The Olympic Games came to an end a little bit more than a week ago. Beyond the last-minute logistic annoyances, the United States showed the rest of the world that one more time they were dominant in the Olympic arena. Good surprise came from team GB, which benefited from years of investment and the partial ban of the Russian delegation to clinch the runner-up spot. On the other end of the rankings, almost 100 countries will fly back with no medal.
The question is what is the best predictor of a nation’s performance at the Olympics? First, we need to be clear about what we mean by ‘performance’. Limiting myself to countries which have managed to take a medal home, I have used the official medal table and I have allocated 5 points for a gold medal, 3 points for a silver medal and 1 point for a bronze medal – I could have used the gold medals only but this would have created an ‘edge effect’ as many countries have won no or very few gold medals. The official ranking (taking only gold medals into account) is largely preserved: only exceptions in the top 10 are France (with its famous ‘fear of winning’) and the Republic of Korea.
We can use a few macroeconomic indicators to assess whether they are correlated to the success of a given country. It is important to note here that a regression only enables us to conclude about the presence or absence of correlation and not about the presence of a causality effect. For instance, if we plot population on the X axis, we see that the bigger a country is, the more medals it tends to gather – with the notable exception of India, circled in red, whose poor performance has been largely documented throughout the event. So what we can conclude is that there is a correlation, but we cannot state that ‘a higher population leads to a higher number of medals’ (which is nonetheless probably true) or that ‘a higher number of medals leads to a higher population’ (if so we would have baby booms in the US every 4 years).
The Economist argues that the most significant driver is actually GDP. The correlation effect is also significant.
What it means, interestingly, is that GDP per capita correlates poorly with the ultimate country performance – contrary to what the same Economist article may assert. The nominal sizes of the economy and of the population thus prevail. This is understandable: more money overall tends to mean more investment in infrastructures, training etc. However, we would need to dig further as wealth created is not evenly allocated to the development of sports in each country.
Goldman Sachs performed a forecasting exercise using its proprietary Growth Environment Score (GES), which captures “important features of the economic, political and institutional environment that affect productivity performance and growth across countries”. Simply said, Goldman Sachs uses a multi-variable correlation instead of relying on one macroeconomic driver as we have done so far. The algorithm grants extra points for the last two hosts (i.e. Brazil and the UK) to acknowledge the important investment and support of the crowd. The accuracy obtained is remarkable.

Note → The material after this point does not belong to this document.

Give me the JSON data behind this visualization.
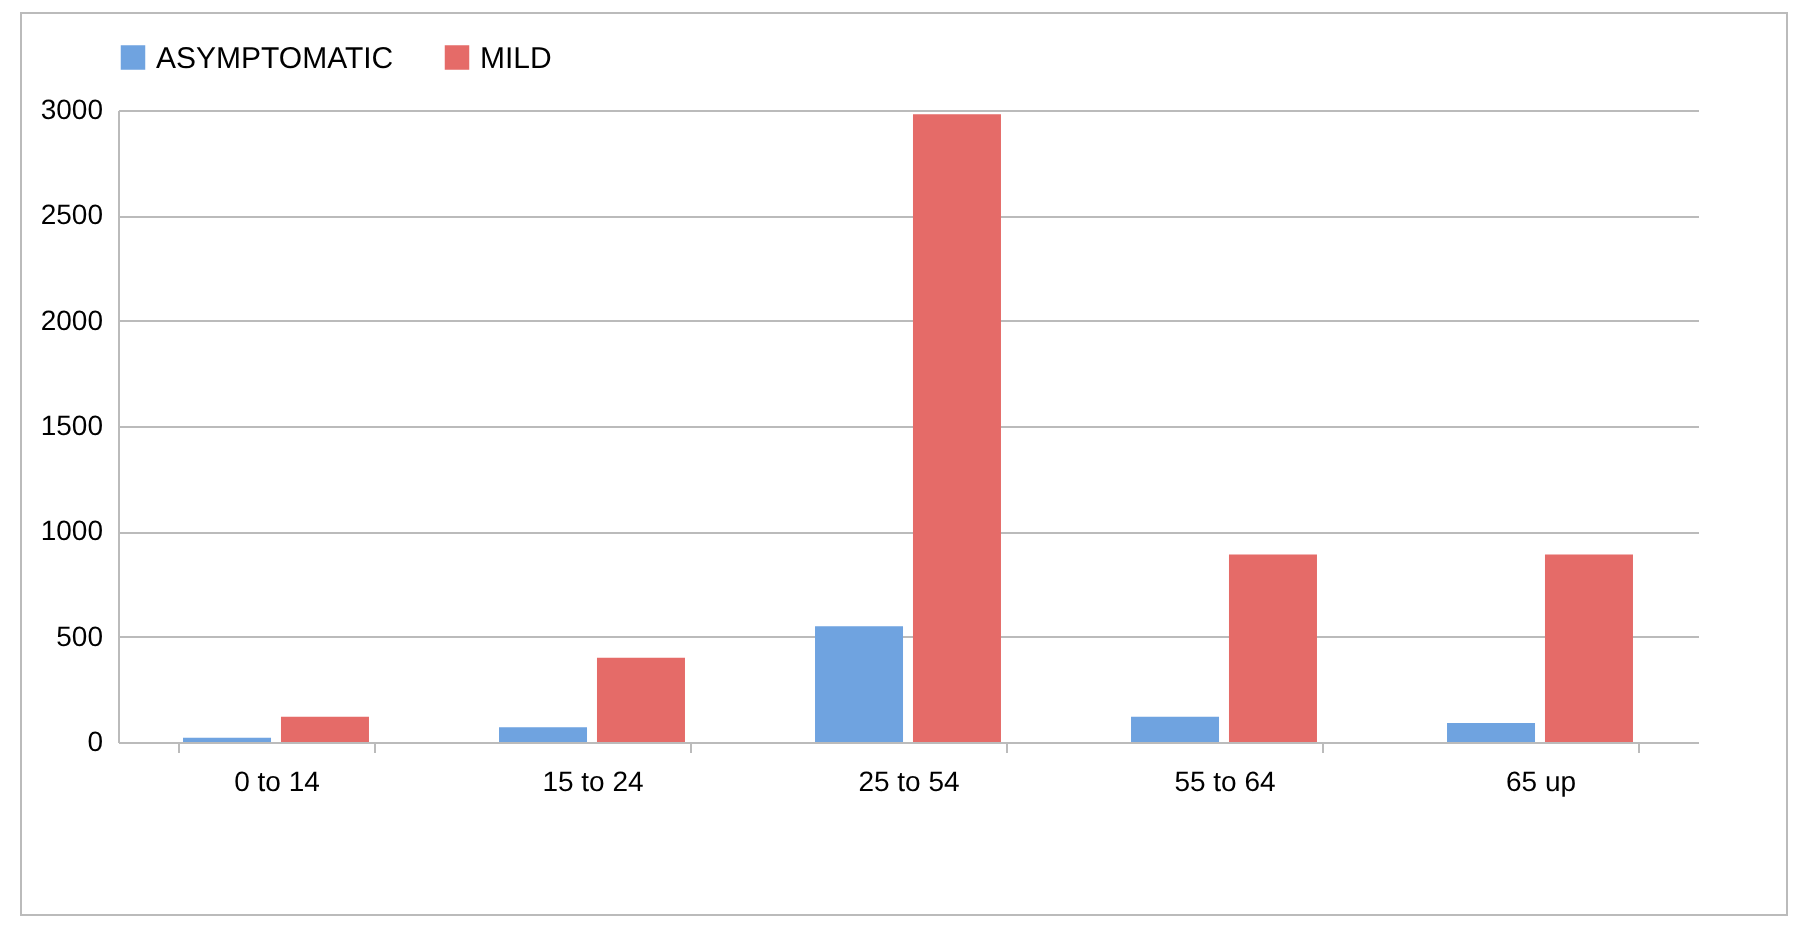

In its paper, Goldman Sachs states that “a country is more likely to produce world class athletes in a world class environment”. I took the statement seriously and checked for a correlation between the number of medals and the Human Development Index, which accounts for human well-being beyond economic considerations by including data on life expectancy and education, among other factors. A high correlation would be fantastic news: sports excellence would be a ‘by-product’ of the improvement in life standards. The result can be found below.
Although we could advocate for a slight correlation, the effect of human development remains limited compared with the one of money. This conclusion highlights a fact that is widely shared throughout the sporting world (including football, which we will deal with in a later post): human effort alone only returns sweat, but only with a wallet will it be worth its weight in gold.